More than selling paintings off a wall
Extending the passion for sharing knowledge, and supporting the careers of Indigenous artists, GoCA has placed central to its programming an ongoing Artist in Residence program. It runs during peak season and provides a once in a lifetime opportunity for visitors to experience first-hand the creative process, and the cultural knowledge that sits behind the artworks.
‘An Artist in Residence program is not a new thing, but through GoCA we have been able to create a really valuable experience – both for the artists and our guests. We have a dedicated space within the gallery where they can work. Artists can stay for two weeks up to a month, and we provide them with accommodation and meals.’
‘There is a real synergy between what we do, what we support, and what we offer guests, added Martinez-Hinojosa. ‘And people have a genuine connection with an artist. It also offers the artist some time to get off Country – to have “a break” – and immerse themselves in that professional development experience.
‘For them to see people interact with their work – to see how it is valued and how they open up to learning about culture – is an incredible experience for the artists, and we are so grateful that we are playing a role in facilitating those connections for learning,’ Martinez-Hinojosa said.
The Gallery was created with a very clear vision to support artists from the Central Desert, and artists living on Country. It has been three to four years in the making.

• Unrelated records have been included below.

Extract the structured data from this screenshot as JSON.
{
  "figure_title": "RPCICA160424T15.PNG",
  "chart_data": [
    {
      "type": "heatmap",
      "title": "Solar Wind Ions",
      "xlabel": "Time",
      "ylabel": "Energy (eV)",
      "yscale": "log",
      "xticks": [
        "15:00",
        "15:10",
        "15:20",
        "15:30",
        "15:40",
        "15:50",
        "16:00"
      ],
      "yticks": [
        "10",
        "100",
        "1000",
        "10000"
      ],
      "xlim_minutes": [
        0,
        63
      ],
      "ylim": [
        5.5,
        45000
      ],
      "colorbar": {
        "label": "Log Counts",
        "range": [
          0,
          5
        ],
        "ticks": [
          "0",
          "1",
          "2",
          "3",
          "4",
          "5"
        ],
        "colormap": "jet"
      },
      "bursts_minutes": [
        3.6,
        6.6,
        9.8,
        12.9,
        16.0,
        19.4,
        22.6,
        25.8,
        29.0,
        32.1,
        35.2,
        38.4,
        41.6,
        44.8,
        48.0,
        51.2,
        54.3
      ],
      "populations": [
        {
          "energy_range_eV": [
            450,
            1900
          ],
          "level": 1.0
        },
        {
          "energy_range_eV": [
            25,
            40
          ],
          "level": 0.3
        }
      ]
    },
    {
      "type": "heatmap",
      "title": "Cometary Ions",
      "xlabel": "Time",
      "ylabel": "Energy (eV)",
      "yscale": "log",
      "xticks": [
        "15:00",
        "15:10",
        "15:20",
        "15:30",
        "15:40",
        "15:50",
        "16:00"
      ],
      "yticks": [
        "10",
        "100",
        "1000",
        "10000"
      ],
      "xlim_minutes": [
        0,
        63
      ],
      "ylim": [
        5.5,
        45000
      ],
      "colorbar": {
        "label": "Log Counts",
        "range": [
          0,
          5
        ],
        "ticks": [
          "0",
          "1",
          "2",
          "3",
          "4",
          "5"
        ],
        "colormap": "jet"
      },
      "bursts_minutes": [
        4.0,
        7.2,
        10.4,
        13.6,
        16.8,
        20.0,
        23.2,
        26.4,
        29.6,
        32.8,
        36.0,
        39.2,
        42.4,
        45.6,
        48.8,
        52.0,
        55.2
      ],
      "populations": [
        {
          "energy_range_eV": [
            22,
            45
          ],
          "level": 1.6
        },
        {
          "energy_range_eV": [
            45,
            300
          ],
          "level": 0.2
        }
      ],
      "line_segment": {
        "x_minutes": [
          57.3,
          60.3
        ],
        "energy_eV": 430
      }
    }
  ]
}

‘We really engage with the community to ensure it is genuine; we travel to communities, to Desert Mob, to Aboriginal Art Fairs, the National Indigenous Art Awards, asking the right questions to the right people, and to ensure that we offer support in the right way,’ explained Martinez-Hinojosa.
This is extended in the way the Gallery pays its artists. The works are consigned directly from the Art Centres working on a fixed price model and a percentage – a global convention for commercial galleries – rather than the kind of purchase outright and ‘bump the price’ convention that has plagued the Aboriginal Art Market in the past.
‘We win, if they win. It is about supporting and growing those communities,’ Martinez-Hinojosa said.
GoCA is located adjacent to Desert Gardens Hotel, at Uluru. It is open seven days a week, and presents a daily tour at 10.30am to visitors. There is no admission fee.
The gallery is managed by Voyages Indigenous Tourism Australia.